Der wesentliche Grund, warum sich die Anschaffung dieser CD wirklich lohnt, ist das 1875 bei Ries & Erler erschienene 2. Klavierquartett Es-Dur op. 30 von Ferdinand Thieriot (1838-1919). Ich habe bisher nichts von ihm gekannt, und das ist beschämend. Es stimmt, dass Thieriot (in diesem Werk zumindest) durch und durch „Schumannianer“ ist, und es stimmt auch, dass die Musik eigene Züge aufweist und bei unbefangenem Hören mit Schumanns besten Kammermusikwerken auf einer Stufe steht. Alle vier Sätze sind vollendet gearbeitet, alle sind äußerst spannend im durchgehenden harmonischen Verlauf, von bezwingend zusammenhängender Formung, melodisch herrlich gesanglich und kontrapunktisch anspruchsvoll, es gibt nicht den geringsten Einwand, nicht die minimalste Einschränkung vorzubringen: Dieses Werk würde, wäre es von einem der anerkannt großen Meister, zum Kernrepertoire gehören. Was für eine Dichte des Satzes, Fülle der Gedanken, Intensität der Gestimmtheit, welche Balance tiefer Verinnerlichung und raumgreifenden Höhenflugs auf Messers Schneide (auch hierin Schumann seelenverwandt), von Brillanz und Substanz, Rücksichtslosigkeit und Verbindlichkeit! Für solche Musik lieben wir unsere großen Meister, und deren gibt es mehr, als wir ahnen.

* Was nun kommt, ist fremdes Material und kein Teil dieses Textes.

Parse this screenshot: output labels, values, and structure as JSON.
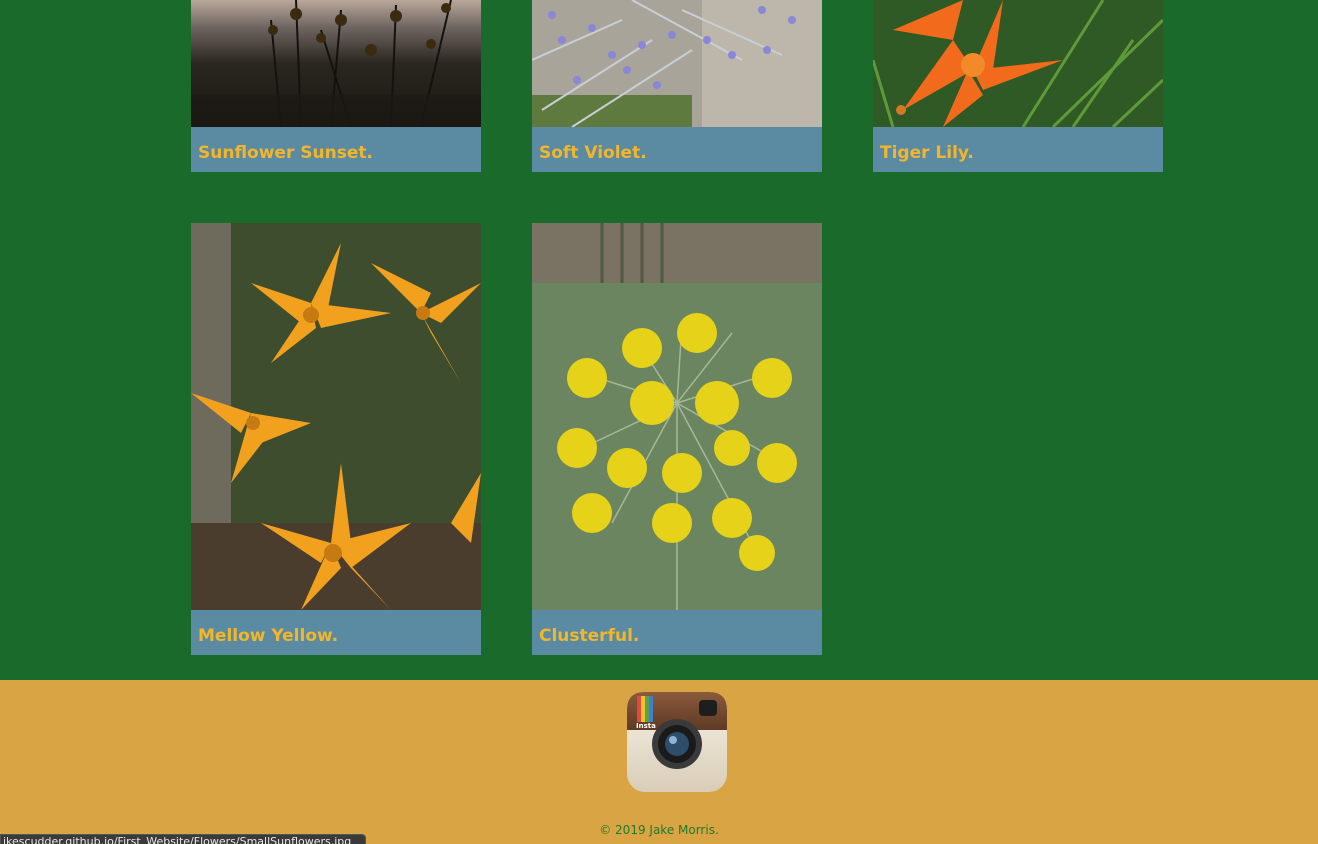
{
  "gallery": {
    "items": [
      {
        "caption": "Sunflower Sunset."
      },
      {
        "caption": "Soft Violet."
      },
      {
        "caption": "Tiger Lily."
      },
      {
        "caption": "Mellow Yellow."
      },
      {
        "caption": "Clusterful."
      }
    ]
  },
  "footer": {
    "social_icon": "instagram-icon",
    "copyright": "© 2019 Jake Morris."
  },
  "status_bar": {
    "url": "jkescudder.github.io/First_Website/Flowers/SmallSunflowers.jpg"
  },
  "colors": {
    "page_bg": "#1a6a2b",
    "caption_bg": "#5b8aa3",
    "caption_text": "#f2b62b",
    "footer_bg": "#d9a444",
    "footer_text": "#1e7a2b"
  }
}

Thieriot steht, wie beispielsweise auch Hermann Goetz, weit über den vielen „Epigonen“ der zweiten Reihe, und zu gerne hörte ich als nächstes erst einmal eine seiner zehn (!) Sinfonien. Was die Aufführung betrifft, so ist sie kultiviert und mit dem Werk gebührendem Enthusiasmus und Schwung gespielt, mein genereller Einwand ist lediglich ein öfter zu wenig biegsames, vom Klavier ausgehend zu gleichförmig kräftiges Forte. Tontechnisch gibt es keine Einwände, und Joachim Draheims Booklettext ist in jeder Hinsicht vorbildlich informativ, wenngleich ich finde, dass er mit den Thieriot-Aktivisten auf Wikipedia zu hart ins Gericht geht, denn: Würde sich die Musikwissenschaft, in Zusammenarbeit mit den großen Verlagen, gründlich dieser vergessenen Meister annehmen, anstatt die soundsovielte Arbeit zu oder Ausgabe von altbekannten Schlachtrössern vorzulegen, so wären wir hier nicht allein auf den Enthusiasmus nischenbegeisterter Laien angewiesen. Mithin, Musiker, Musikwissenschaftler, Verleger: widmet euch Ferdinand Thieriot, die Hörer werden es euch danken!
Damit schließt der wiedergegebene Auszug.